2. On CT (Fig. 2): in the soft tissues of the zygomatic-orbital zone, in the region of the brow on the right, a hypodense formation of a rounded shape 63x53x44 mm, with clear even contours, of a homogeneous structure, does not accumulate a contrast agent. Infiltration of surrounding tissues is not determined, the skin is not thickened. Destructive changes in the adjacent bones of the vault and the facial part of the skull are not determined. The right eyeball is slightly displaced medially. The shape and structure of the eyeballs is normal. Visible parts of the brain without features. Conclusion: cystic formation of the frontal region on the right. epidermal cyst?
Fig. 2. CT scan of the head with contrast enhancement
3. The results of the cytological examination of the punctate: smears showed horny masses, the punctate was probably obtained from an epidermal cyst.
In a planned manner with a diagnosis of “epidermal cyst of the right temporal and superciliary region”, the patient was hospitalized in the Department of ENT + CLS of the Regional Clinical Hospital No. 1 for surgical treatment. On 10/17/2018, the patient underwent surgery: Excision of a neoplasm of soft tissues of the right temporal and superciliary regions. Macropreparation: large formation (10 cm in diameter) with a dense capsule, contains dermoid masses. The material was sent for histological examination.

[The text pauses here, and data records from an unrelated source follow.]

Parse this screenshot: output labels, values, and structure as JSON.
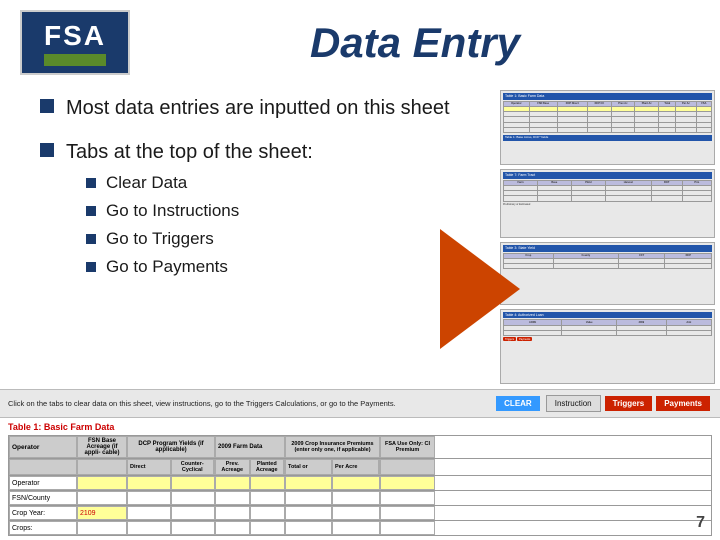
{
  "header": {
    "logo": "FSA",
    "title": "Data Entry"
  },
  "bullets": [
    {
      "id": 1,
      "text": "Most data entries are inputted on this sheet"
    },
    {
      "id": 2,
      "text": "Tabs at the top of the sheet:"
    }
  ],
  "sub_bullets": [
    {
      "id": 1,
      "text": "Clear Data"
    },
    {
      "id": 2,
      "text": "Go to Instructions"
    },
    {
      "id": 3,
      "text": "Go to Triggers"
    },
    {
      "id": 4,
      "text": "Go to Payments"
    }
  ],
  "bottom_bar": {
    "text": "Click on the tabs to clear data on this sheet, view instructions, go to the Triggers Calculations, or go to the Payments.",
    "btn_clear": "CLEAR",
    "btn_instruction": "Instruction",
    "btn_triggers": "Triggers",
    "btn_payments": "Payments"
  },
  "spreadsheet": {
    "table_label": "Table 1:",
    "table_title": "Basic Farm Data",
    "columns": {
      "col1": "Operator",
      "col2": "FSN Base Acreage (if appli- cable)",
      "col3_main": "DCP Program Yields (if applicable)",
      "col3a": "Direct",
      "col3b": "Counter- Cyclical",
      "col4_main": "2009 Farm Data",
      "col4a": "Prev. Acreage",
      "col4b": "Planted Acreage",
      "col5_main": "2009 Crop Insurance Premiums (enter only one, if applicable)",
      "col5a": "Total or",
      "col5b": "Per Acre",
      "col6_main": "FSA Use Only: CI Premium"
    },
    "rows": [
      {
        "col1": "Operator",
        "col2": "",
        "col3a": "",
        "col3b": "",
        "col4a": "",
        "col4b": "",
        "col5a": "",
        "col5b": "",
        "col6": ""
      },
      {
        "col1": "FSN/County",
        "col2": "",
        "col3a": "",
        "col3b": "",
        "col4a": "",
        "col4b": "",
        "col5a": "",
        "col5b": "",
        "col6": ""
      },
      {
        "col1": "Crop Year:",
        "col2": "2109",
        "col3a": "",
        "col3b": "",
        "col4a": "",
        "col4b": "",
        "col5a": "",
        "col5b": "",
        "col6": ""
      },
      {
        "col1": "Crops:",
        "col2": "",
        "col3a": "",
        "col3b": "",
        "col4a": "",
        "col4b": "",
        "col5a": "",
        "col5b": "",
        "col6": ""
      }
    ]
  },
  "page_number": "7",
  "per_acre_label": "Per Acre"
}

3. Stages of surgery and macropreparation
Fig. 4. Condition of postoperative wounds on the 2nd and 5th days after the operation
The postoperative period was uneventful. The wound healed by primary intention (Fig. 4).

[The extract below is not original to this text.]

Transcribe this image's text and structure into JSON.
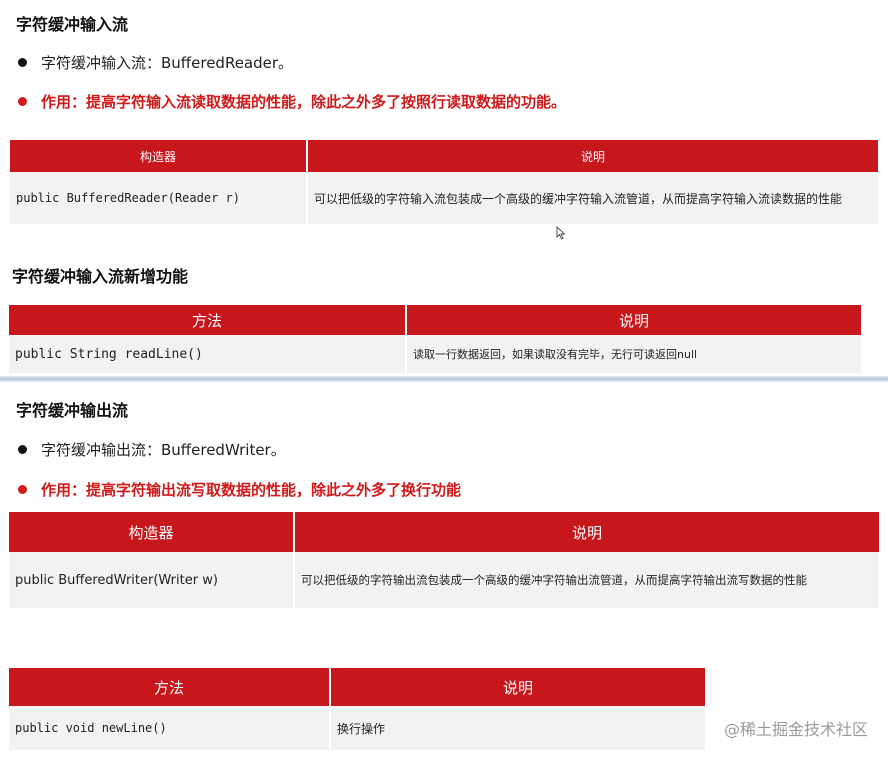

On the 6th day, the patient was discharged in a satisfactory condition under the supervision of a dental surgeon at the place of residence. Conclusion of the histopathological examination No. 7451 dated 10/23/2018: fragment of the epidermal cyst wall. On the surface of the skin papilloma. Focal perivascular lymphoid infiltrates.
Conclusions
1. Surgical interventions to remove cysts of the soft tissues of the face and neck account for 10.6% of the total number of operations in the maxillofacial region.